Students today find themselves graduating from high school and college only to discover that traditionally higher paying jobs such as manufacturing, engineering, and high-tech sector employment are not available to them. Increasingly, these youth turn to work in retail, customer service, administrative support, and other low-paying sectors. According to a Economic Policy Institute Report entitled, “The Class of 2012: Labor market for young graduates remains grim,” wages for high school graduates declined by 11.1 percent between 2000 and 2011 and dropped 5.4 percent for recent college graduates in the same period. Predictably, women and people of color are earning less than their white male counterparts.

Student loan debt is another major burden facing many young Americans. In 2012, the total share of student loan debt exceeds $1 trillion for the first time. Many financial analysts predict that the “student loan bubble” will be the next one to burst, threatening another financial crisis in an already strained economic situation. According to the Department of Education, federal student loan defaults are on the rise, with 8.8 percent defaulting in 2009 in comparison with 7 percent the year before.

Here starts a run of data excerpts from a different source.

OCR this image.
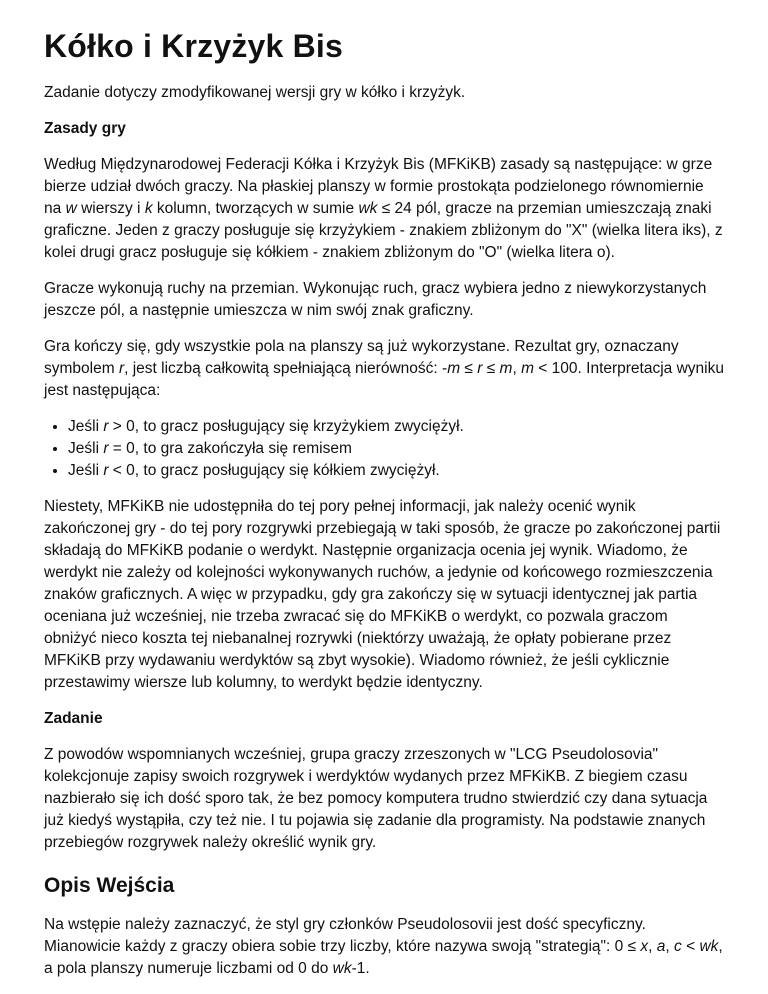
Kółko i Krzyżyk Bis

Zadanie dotyczy zmodyfikowanej wersji gry w kółko i krzyżyk.

Zasady gry

Według Międzynarodowej Federacji Kółka i Krzyżyk Bis (MFKiKB) zasady są następujące: w grze bierze udział dwóch graczy. Na płaskiej planszy w formie prostokąta podzielonego równomiernie na w wierszy i k kolumn, tworzących w sumie wk ≤ 24 pól, gracze na przemian umieszczają znaki graficzne. Jeden z graczy posługuje się krzyżykiem - znakiem zbliżonym do "X" (wielka litera iks), z kolei drugi gracz posługuje się kółkiem - znakiem zbliżonym do "O" (wielka litera o).

Gracze wykonują ruchy na przemian. Wykonując ruch, gracz wybiera jedno z niewykorzystanych jeszcze pól, a następnie umieszcza w nim swój znak graficzny.

Gra kończy się, gdy wszystkie pola na planszy są już wykorzystane. Rezultat gry, oznaczany symbolem r, jest liczbą całkowitą spełniającą nierówność: -m ≤ r ≤ m, m < 100. Interpretacja wyniku jest następująca:

• Jeśli r > 0, to gracz posługujący się krzyżykiem zwyciężył.
• Jeśli r = 0, to gra zakończyła się remisem
• Jeśli r < 0, to gracz posługujący się kółkiem zwyciężył.

Niestety, MFKiKB nie udostępniła do tej pory pełnej informacji, jak należy ocenić wynik zakończonej gry - do tej pory rozgrywki przebiegają w taki sposób, że gracze po zakończonej partii składają do MFKiKB podanie o werdykt. Następnie organizacja ocenia jej wynik. Wiadomo, że werdykt nie zależy od kolejności wykonywanych ruchów, a jedynie od końcowego rozmieszczenia znaków graficznych. A więc w przypadku, gdy gra zakończy się w sytuacji identycznej jak partia oceniana już wcześniej, nie trzeba zwracać się do MFKiKB o werdykt, co pozwala graczom obniżyć nieco koszta tej niebanalnej rozrywki (niektórzy uważają, że opłaty pobierane przez MFKiKB przy wydawaniu werdyktów są zbyt wysokie). Wiadomo również, że jeśli cyklicznie przestawimy wiersze lub kolumny, to werdykt będzie identyczny.

Zadanie

Z powodów wspomnianych wcześniej, grupa graczy zrzeszonych w "LCG Pseudolosovia" kolekcjonuje zapisy swoich rozgrywek i werdyktów wydanych przez MFKiKB. Z biegiem czasu nazbierało się ich dość sporo tak, że bez pomocy komputera trudno stwierdzić czy dana sytuacja już kiedyś wystąpiła, czy też nie. I tu pojawia się zadanie dla programisty. Na podstawie znanych przebiegów rozgrywek należy określić wynik gry.

Opis Wejścia

Na wstępie należy zaznaczyć, że styl gry członków Pseudolosovii jest dość specyficzny. Mianowicie każdy z graczy obiera sobie trzy liczby, które nazywa swoją "strategią": 0 ≤ x, a, c < wk, a pola planszy numeruje liczbami od 0 do wk-1.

With average tuition cost tripling since 1980, it’s not difficult to see why more students are forced to seek out loans to pay for college and end up graduating with tens of thousands of dollars in debt. Many students are now paying $20,000 or even $40,000 per year for tuition, room, and board. Black and Latino youth are more likely to exit college with a higher loan burden than white students.

But while the cost of higher education has risen dramatically in the past four decades, the quality has been on the decline. Many university departments face budget cuts, reduction of available courses, layoffs of faculty and staff, and ballooning class sizes. Mike, a recent graduate from the University of Connecticut, told Socialist Action, “In my senior year of college, I would often arrive to history class and find there were no available seats because the class was over-enrolled. Many days I would have to find a seat on the floor or a windowsill if I didn’t get to class early enough to grab a chair.” He continued, “I often thought to myself, ‘Am I really paying 40 grand a year to sit on a windowsill during class?’”

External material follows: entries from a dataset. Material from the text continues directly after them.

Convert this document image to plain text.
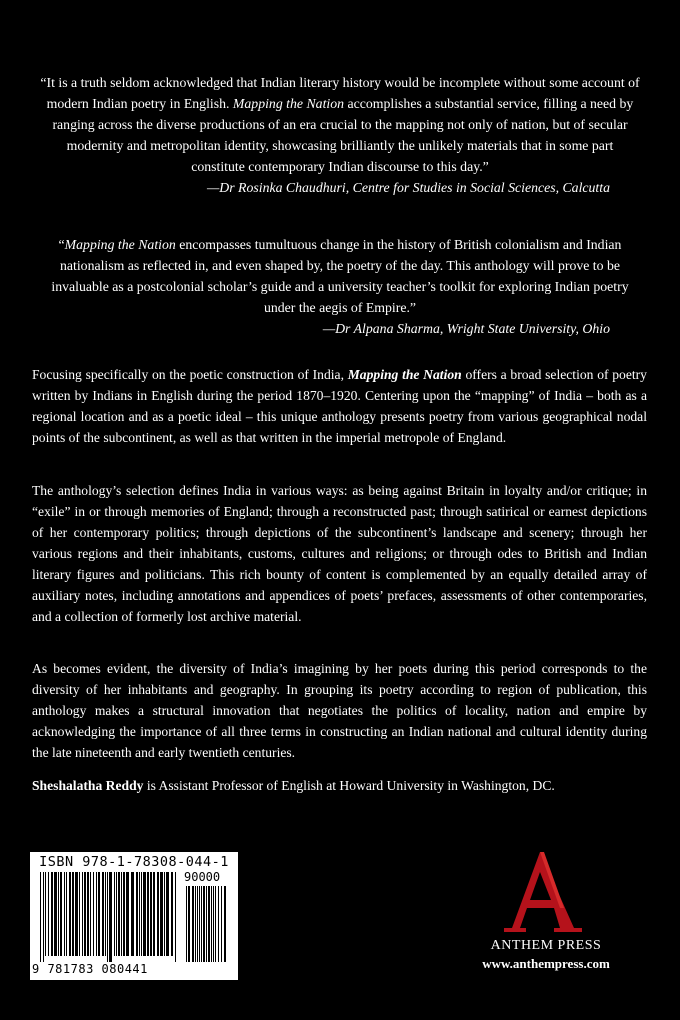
“It is a truth seldom acknowledged that Indian literary history would be incomplete without some account of modern Indian poetry in English. Mapping the Nation accomplishes a substantial service, filling a need by ranging across the diverse productions of an era crucial to the mapping not only of nation, but of secular modernity and metropolitan identity, showcasing brilliantly the unlikely materials that in some part constitute contemporary Indian discourse to this day.”
—Dr Rosinka Chaudhuri, Centre for Studies in Social Sciences, Calcutta
“Mapping the Nation encompasses tumultuous change in the history of British colonialism and Indian nationalism as reflected in, and even shaped by, the poetry of the day. This anthology will prove to be invaluable as a postcolonial scholar’s guide and a university teacher’s toolkit for exploring Indian poetry under the aegis of Empire.”
—Dr Alpana Sharma, Wright State University, Ohio
Focusing specifically on the poetic construction of India, Mapping the Nation offers a broad selection of poetry written by Indians in English during the period 1870–1920. Centering upon the “mapping” of India – both as a regional location and as a poetic ideal – this unique anthology presents poetry from various geographical nodal points of the subcontinent, as well as that written in the imperial metropole of England.
The anthology’s selection defines India in various ways: as being against Britain in loyalty and/or critique; in “exile” in or through memories of England; through a reconstructed past; through satirical or earnest depictions of her contemporary politics; through depictions of the subcontinent’s landscape and scenery; through her various regions and their inhabitants, customs, cultures and religions; or through odes to British and Indian literary figures and politicians. This rich bounty of content is complemented by an equally detailed array of auxiliary notes, including annotations and appendices of poets’ prefaces, assessments of other contemporaries, and a collection of formerly lost archive material.
As becomes evident, the diversity of India’s imagining by her poets during this period corresponds to the diversity of her inhabitants and geography. In grouping its poetry according to region of publication, this anthology makes a structural innovation that negotiates the politics of locality, nation and empire by acknowledging the importance of all three terms in constructing an Indian national and cultural identity during the late nineteenth and early twentieth centuries.
Sheshalatha Reddy is Assistant Professor of English at Howard University in Washington, DC.
ISBN 978-1-78308-044-1
90000
9 781783 080441
ANTHEM PRESS
www.anthempress.com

While some are frustrated and demoralized from the economic prospects and austerity measures, others are fighting back in an attempt to gain fair wages, good education and health care. These mobilizations, along with other efforts like unionization drives amongst young people in the workplace, are crucial for youth to be able to have anything other than a future of subsistence living in the United States.
U.S. students and youth are not the only ones facing this trend of declining standards of living. The global economic crisis has pushed ruling classes everywhere to drive up the cost of education, while lowering its value and scaling back on jobs.

But these austerity measures have not been implemented without a response from the youth. There have been important signs of resistance all over the globe. In 2010, tens of thousands turned out in the streets of London to protest a government proposal aimed at tripling tuition fees. Last year, a student strike at the University of Puerto Rico forced the president of the school to resign. In 2011-12, tens of thousands of students in Chile demanded the end of for-profit education, among other reforms. This past spring, when the Quebecois government passed Law 78, a measure intended to criminalize the student protest movement in Montreal, hundreds of thousands protested in some of the most massive mobilizations even seen in the Canadian province.

The United States has also seen a series of student protests in the past few years, particularly in California. Thousands of students first came out in 2009 to protest a 32 percent fee hike in the University of California school system. Last year, when the UC Board of Regents proposed another fee hike, students again turned out to fight the hikes. This movement provoked prominent instances of police brutality such as the now-famous image of a cop pepper-spraying students who were seated on the ground in handcuffs. While heroically facing down police assault, these students’ demands for quality and affordable education were not met.

The only way to secure a brighter future for the youth is to build a mass movement to fight for good jobs, quality education and health care, and affordable housing. Such a movement must remain independent of the Democrats and Republicans, who have proven time and again they are only concerned with the interests of the wealthy. Socialist Action supports the student mobilizations that have been occurring on a global scale and urges more regional, national, and international coordination of such movements.